Plant Lipid Bodies Traffic on Actin to Plasmodesmata Motorized by Myosin XIs

Abstract

Late 19th-century cytologists observed tiny oil drops in shoot parenchyma and seeds, but it was discovered only in 1972 that they were bound by a half unit-membrane. Later, it was found that lipid bodies (LBs) arise from the endoplasmic reticulum. Seeds are known to be packed with static LBs, coated with the LB-specific protein OLEOSIN. As shown here, apices of Populus tremula x P. tremuloides also express OLEOSIN genes and produce potentially mobile LBs. In developing buds, PtOLEOSIN (PtOLE) genes were upregulated, especially PtOLE6, concomitant with LB accumulation. To investigate LB mobility and destinations, we transformed Arabidopsis with PtOLE6-eGFP. We found that PtOLE6-eGFP fusion protein co-localized with Nile Red-stained LBs in all cell types. Moreover, PtOLE6-eGFP-tagged LBs targeted plasmodesmata, identified by the callose marker aniline blue.

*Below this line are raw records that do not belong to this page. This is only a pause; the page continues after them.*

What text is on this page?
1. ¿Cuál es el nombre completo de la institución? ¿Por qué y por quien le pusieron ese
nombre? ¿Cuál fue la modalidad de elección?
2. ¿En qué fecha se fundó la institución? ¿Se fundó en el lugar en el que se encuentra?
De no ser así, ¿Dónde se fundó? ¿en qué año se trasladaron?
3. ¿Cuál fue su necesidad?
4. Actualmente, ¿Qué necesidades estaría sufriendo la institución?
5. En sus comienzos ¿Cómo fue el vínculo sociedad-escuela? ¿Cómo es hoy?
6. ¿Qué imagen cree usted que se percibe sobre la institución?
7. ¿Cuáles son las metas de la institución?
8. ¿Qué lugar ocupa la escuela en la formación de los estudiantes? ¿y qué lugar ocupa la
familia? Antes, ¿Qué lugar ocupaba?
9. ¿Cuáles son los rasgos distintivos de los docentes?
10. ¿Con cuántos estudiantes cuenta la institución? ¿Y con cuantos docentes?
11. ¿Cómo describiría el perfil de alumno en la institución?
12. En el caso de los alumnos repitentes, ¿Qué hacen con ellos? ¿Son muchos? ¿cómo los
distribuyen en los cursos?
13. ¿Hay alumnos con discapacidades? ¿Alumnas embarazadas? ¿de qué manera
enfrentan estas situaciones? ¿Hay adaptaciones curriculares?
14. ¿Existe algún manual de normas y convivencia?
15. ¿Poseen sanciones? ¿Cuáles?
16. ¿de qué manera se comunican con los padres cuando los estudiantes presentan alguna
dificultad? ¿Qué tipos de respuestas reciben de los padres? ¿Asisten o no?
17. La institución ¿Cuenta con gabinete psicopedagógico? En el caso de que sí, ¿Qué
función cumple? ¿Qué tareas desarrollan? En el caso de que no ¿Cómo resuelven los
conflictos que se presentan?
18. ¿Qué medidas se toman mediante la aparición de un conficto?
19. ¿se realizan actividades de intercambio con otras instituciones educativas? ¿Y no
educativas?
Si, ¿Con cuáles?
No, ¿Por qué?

Pharmacological experiments with brefeldin, cytochalasin D, and oryzalin showed that LB-trafficking requires F-actin, implying involvement of myosin motors. In a triple myosin-XI knockout (xi-k/1/2), transformed with PtOLE6-eGFP, trafficking of PtOLE6-eGFP-tagged LBs was severely impaired, confirming that they move on F-actin, motorized by myosin XIs. The data reveal that LBs and OLEOSINs both function in proliferating apices and buds, and that directional trafficking of LBs to plasmodesmata requires the actomyosin system.